Scaling this up to 128×128 pixel tiles and it should be clear that at least 131×131 pixel area is required, not counting those extras around the outside. How to deal with those?
One thing that is clear is that they’re sparsely filled, and that calculated values only appear on certain lines. In fact, the number of lines required around the outside of a tile is (1+log2n) where n is the tile width. For the 4×4 tile pictured, three extra lines are needed on each side of the tile. For a tile 128 lines across, 8 extra lines are needed.
So all the values to calculate a given tile can be stored in in (129+8+8)×(129+8+8) = 145×145 pixels. Rounding up to get quadword aligned storage gives a total of 148×145×4 bytes — 85,840 bytes per tile. 171,680 bytes is a big chunk of local store, but it’s probably better to be using it for something…

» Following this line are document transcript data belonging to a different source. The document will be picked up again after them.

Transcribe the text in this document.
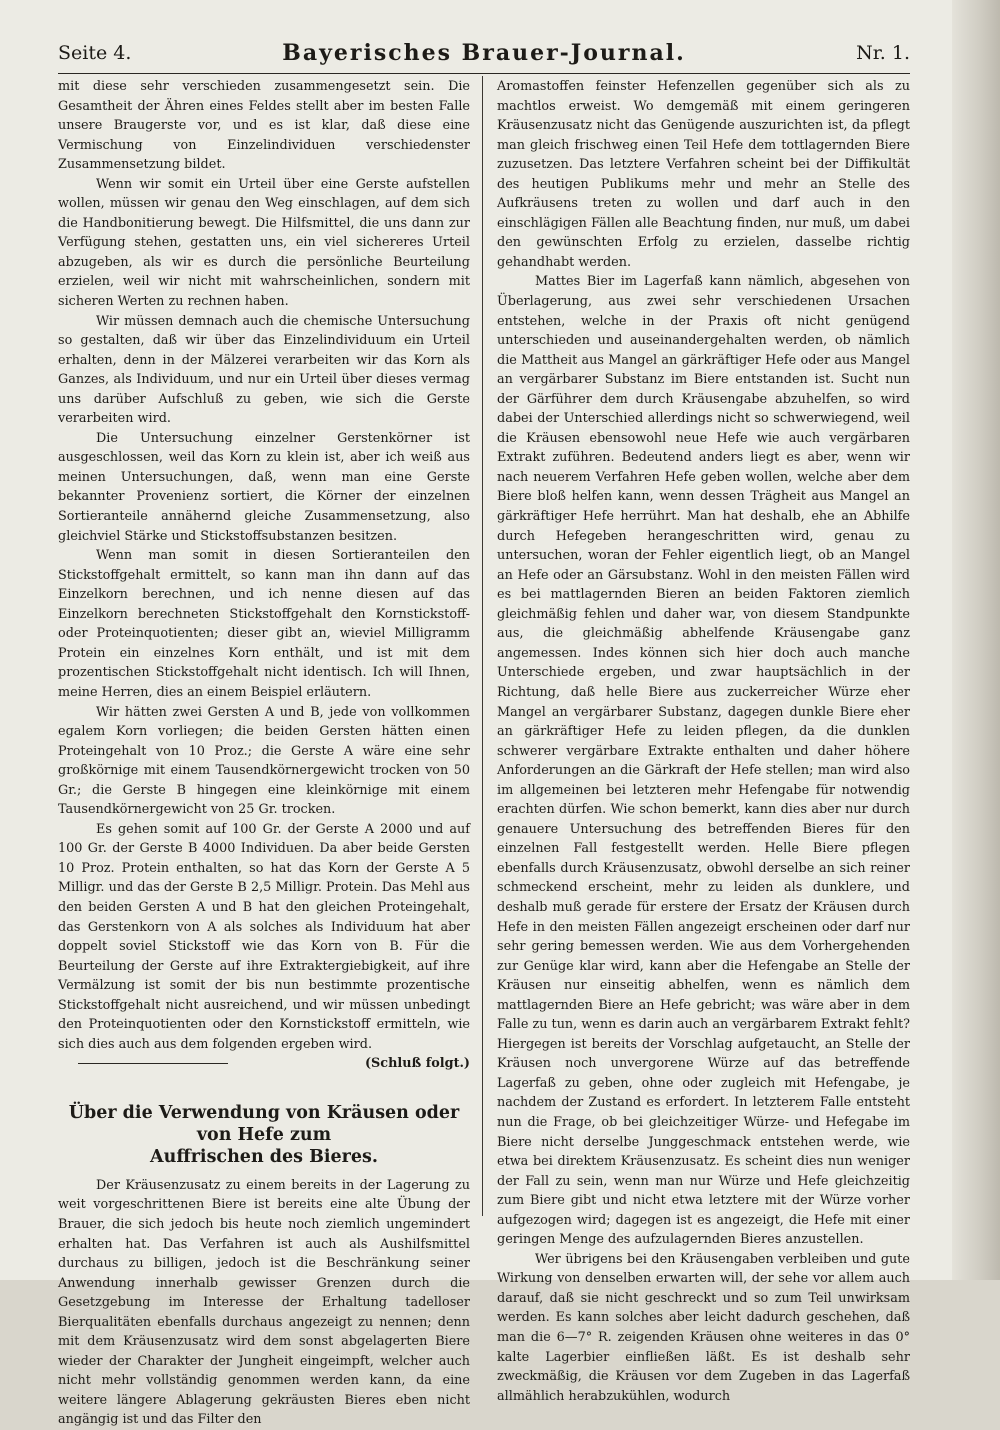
Seite 4.	Bayerisches Brauer-Journal.	Nr. 1.

mit diese sehr verschieden zusammengesetzt sein. Die Gesamtheit der Ähren eines Feldes stellt aber im besten Falle unsere Braugerste vor, und es ist klar, daß diese eine Vermischung von Einzelindividuen verschiedenster Zusammensetzung bildet.

Wenn wir somit ein Urteil über eine Gerste aufstellen wollen, müssen wir genau den Weg einschlagen, auf dem sich die Handbonitierung bewegt. Die Hilfsmittel, die uns dann zur Verfügung stehen, gestatten uns, ein viel sichereres Urteil abzugeben, als wir es durch die persönliche Beurteilung erzielen, weil wir nicht mit wahrscheinlichen, sondern mit sicheren Werten zu rechnen haben.

Wir müssen demnach auch die chemische Untersuchung so gestalten, daß wir über das Einzelindividuum ein Urteil erhalten, denn in der Mälzerei verarbeiten wir das Korn als Ganzes, als Individuum, und nur ein Urteil über dieses vermag uns darüber Aufschluß zu geben, wie sich die Gerste verarbeiten wird.

Die Untersuchung einzelner Gerstenkörner ist ausgeschlossen, weil das Korn zu klein ist, aber ich weiß aus meinen Untersuchungen, daß, wenn man eine Gerste bekannter Provenienz sortiert, die Körner der einzelnen Sortieranteile annähernd gleiche Zusammensetzung, also gleichviel Stärke und Stickstoffsubstanzen besitzen.

Wenn man somit in diesen Sortieranteilen den Stickstoffgehalt ermittelt, so kann man ihn dann auf das Einzelkorn berechnen, und ich nenne diesen auf das Einzelkorn berechneten Stickstoffgehalt den Kornstickstoff- oder Proteinquotienten; dieser gibt an, wieviel Milligramm Protein ein einzelnes Korn enthält, und ist mit dem prozentischen Stickstoffgehalt nicht identisch. Ich will Ihnen, meine Herren, dies an einem Beispiel erläutern.

Wir hätten zwei Gersten A und B, jede von vollkommen egalem Korn vorliegen; die beiden Gersten hätten einen Proteingehalt von 10 Proz.; die Gerste A wäre eine sehr großkörnige mit einem Tausendkörnergewicht trocken von 50 Gr.; die Gerste B hingegen eine kleinkörnige mit einem Tausendkörnergewicht von 25 Gr. trocken.

Es gehen somit auf 100 Gr. der Gerste A 2000 und auf 100 Gr. der Gerste B 4000 Individuen. Da aber beide Gersten 10 Proz. Protein enthalten, so hat das Korn der Gerste A 5 Milligr. und das der Gerste B 2,5 Milligr. Protein. Das Mehl aus den beiden Gersten A und B hat den gleichen Proteingehalt, das Gerstenkorn von A als solches als Individuum hat aber doppelt soviel Stickstoff wie das Korn von B. Für die Beurteilung der Gerste auf ihre Extraktergiebigkeit, auf ihre Vermälzung ist somit der bis nun bestimmte prozentische Stickstoffgehalt nicht ausreichend, und wir müssen unbedingt den Proteinquotienten oder den Kornstickstoff ermitteln, wie sich dies auch aus dem folgenden ergeben wird.

(Schluß folgt.)

Über die Verwendung von Kräusen oder von Hefe zum
Auffrischen des Bieres.

Der Kräusenzusatz zu einem bereits in der Lagerung zu weit vorgeschrittenen Biere ist bereits eine alte Übung der Brauer, die sich jedoch bis heute noch ziemlich ungemindert erhalten hat. Das Verfahren ist auch als Aushilfsmittel durchaus zu billigen, jedoch ist die Beschränkung seiner Anwendung innerhalb gewisser Grenzen durch die Gesetzgebung im Interesse der Erhaltung tadelloser Bierqualitäten ebenfalls durchaus angezeigt zu nennen; denn mit dem Kräusenzusatz wird dem sonst abgelagerten Biere wieder der Charakter der Jungheit eingeimpft, welcher auch nicht mehr vollständig genommen werden kann, da eine weitere längere Ablagerung gekräusten Bieres eben nicht angängig ist und das Filter den

Aromastoffen feinster Hefenzellen gegenüber sich als zu machtlos erweist. Wo demgemäß mit einem geringeren Kräusenzusatz nicht das Genügende auszurichten ist, da pflegt man gleich frischweg einen Teil Hefe dem tottlagernden Biere zuzusetzen. Das letztere Verfahren scheint bei der Diffikultät des heutigen Publikums mehr und mehr an Stelle des Aufkräusens treten zu wollen und darf auch in den einschlägigen Fällen alle Beachtung finden, nur muß, um dabei den gewünschten Erfolg zu erzielen, dasselbe richtig gehandhabt werden.

Mattes Bier im Lagerfaß kann nämlich, abgesehen von Überlagerung, aus zwei sehr verschiedenen Ursachen entstehen, welche in der Praxis oft nicht genügend unterschieden und auseinandergehalten werden, ob nämlich die Mattheit aus Mangel an gärkräftiger Hefe oder aus Mangel an vergärbarer Substanz im Biere entstanden ist. Sucht nun der Gärführer dem durch Kräusengabe abzuhelfen, so wird dabei der Unterschied allerdings nicht so schwerwiegend, weil die Kräusen ebensowohl neue Hefe wie auch vergärbaren Extrakt zuführen. Bedeutend anders liegt es aber, wenn wir nach neuerem Verfahren Hefe geben wollen, welche aber dem Biere bloß helfen kann, wenn dessen Trägheit aus Mangel an gärkräftiger Hefe herrührt. Man hat deshalb, ehe an Abhilfe durch Hefegeben herangeschritten wird, genau zu untersuchen, woran der Fehler eigentlich liegt, ob an Mangel an Hefe oder an Gärsubstanz. Wohl in den meisten Fällen wird es bei mattlagernden Bieren an beiden Faktoren ziemlich gleichmäßig fehlen und daher war, von diesem Standpunkte aus, die gleichmäßig abhelfende Kräusengabe ganz angemessen. Indes können sich hier doch auch manche Unterschiede ergeben, und zwar hauptsächlich in der Richtung, daß helle Biere aus zuckerreicher Würze eher Mangel an vergärbarer Substanz, dagegen dunkle Biere eher an gärkräftiger Hefe zu leiden pflegen, da die dunklen schwerer vergärbare Extrakte enthalten und daher höhere Anforderungen an die Gärkraft der Hefe stellen; man wird also im allgemeinen bei letzteren mehr Hefengabe für notwendig erachten dürfen. Wie schon bemerkt, kann dies aber nur durch genauere Untersuchung des betreffenden Bieres für den einzelnen Fall festgestellt werden. Helle Biere pflegen ebenfalls durch Kräusenzusatz, obwohl derselbe an sich reiner schmeckend erscheint, mehr zu leiden als dunklere, und deshalb muß gerade für erstere der Ersatz der Kräusen durch Hefe in den meisten Fällen angezeigt erscheinen oder darf nur sehr gering bemessen werden. Wie aus dem Vorhergehenden zur Genüge klar wird, kann aber die Hefengabe an Stelle der Kräusen nur einseitig abhelfen, wenn es nämlich dem mattlagernden Biere an Hefe gebricht; was wäre aber in dem Falle zu tun, wenn es darin auch an vergärbarem Extrakt fehlt? Hiergegen ist bereits der Vorschlag aufgetaucht, an Stelle der Kräusen noch unvergorene Würze auf das betreffende Lagerfaß zu geben, ohne oder zugleich mit Hefengabe, je nachdem der Zustand es erfordert. In letzterem Falle entsteht nun die Frage, ob bei gleichzeitiger Würze- und Hefegabe im Biere nicht derselbe Junggeschmack entstehen werde, wie etwa bei direktem Kräusenzusatz. Es scheint dies nun weniger der Fall zu sein, wenn man nur Würze und Hefe gleichzeitig zum Biere gibt und nicht etwa letztere mit der Würze vorher aufgezogen wird; dagegen ist es angezeigt, die Hefe mit einer geringen Menge des aufzulagernden Bieres anzustellen.

Wer übrigens bei den Kräusengaben verbleiben und gute Wirkung von denselben erwarten will, der sehe vor allem auch darauf, daß sie nicht geschreckt und so zum Teil unwirksam werden. Es kann solches aber leicht dadurch geschehen, daß man die 6—7° R. zeigenden Kräusen ohne weiteres in das 0° kalte Lagerbier einfließen läßt. Es ist deshalb sehr zweckmäßig, die Kräusen vor dem Zugeben in das Lagerfaß allmählich herabzukühlen, wodurch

Based on that, it’s not particularly difficult to generate the data for a tile. Start the tile with its starting values (more on those in another post) in the corners of the squares (the blue ones in the picture), and then calculate the remaining points. There’s some special cases required for each of the sides, but it’s nothing particularly tricky, just keeping track of row/column indexes for particular iterations.
The outer points make up only a very small percentage of the total points that need to be calculated — more than 50% of the points are calculated in the last diamond and square iterations, and due to the proximity and alignment of the points accessed, their calculation can be usefully optimised. (I might write a post about that sometime…)